Medicine abuse can be fatal and lead to consequences as bad as accidental deaths. In the US alone, opioid abuse has caused more accidental deaths than road accidents, overtaking it as the most common cause of accidental death. The Obama administration spent close to $1.1 billion to tackle this problem. However, scientists at Blue Cross Sheild have started working towards the problem, which would cost a fraction of that $1.1 billion. In partnership with big data experts at Fuzzy Logix, they start out by analyzing years of insurance and pharmacy data to identify 742 risk factors that predict whether someone is at risk for abusing opioids. As a result, it helped the concerned authority to prevent drug abuse cases by identifying the people who were at a higher risk.

A Cure for Cancer

The Obama administration came up with the Cancer Moonshot program, which had panels that made recommendations towards finding an effective cure for cancer.

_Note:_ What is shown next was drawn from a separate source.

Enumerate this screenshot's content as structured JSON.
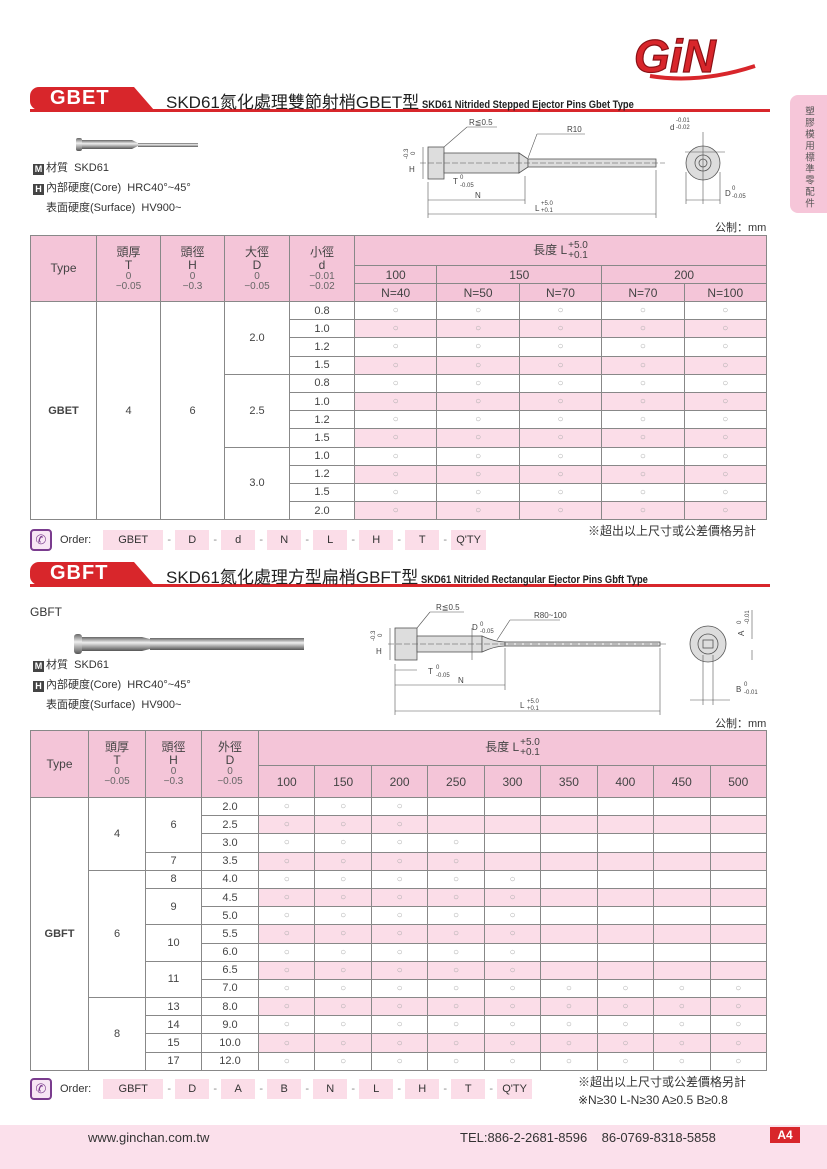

One such suggestion made from the panel included the case of big data use. Medical researchers are studying a variety of data to find trends and treatments and recovery rates of cancer patients. The researchers can spot the treatment plan with the highest success rate and also point out the best treatment plan for each patient. Additionally, by examining tumor samples and patient treatment records, data scientists can figure out how specific mutations and cancer proteins interact with a variety of treatment plans provided to the patient. One of the most promising use cases of big data in the healthcare industry has to be genetically sequencing cancer tissue samples from cancer trial patients to find a viable solution.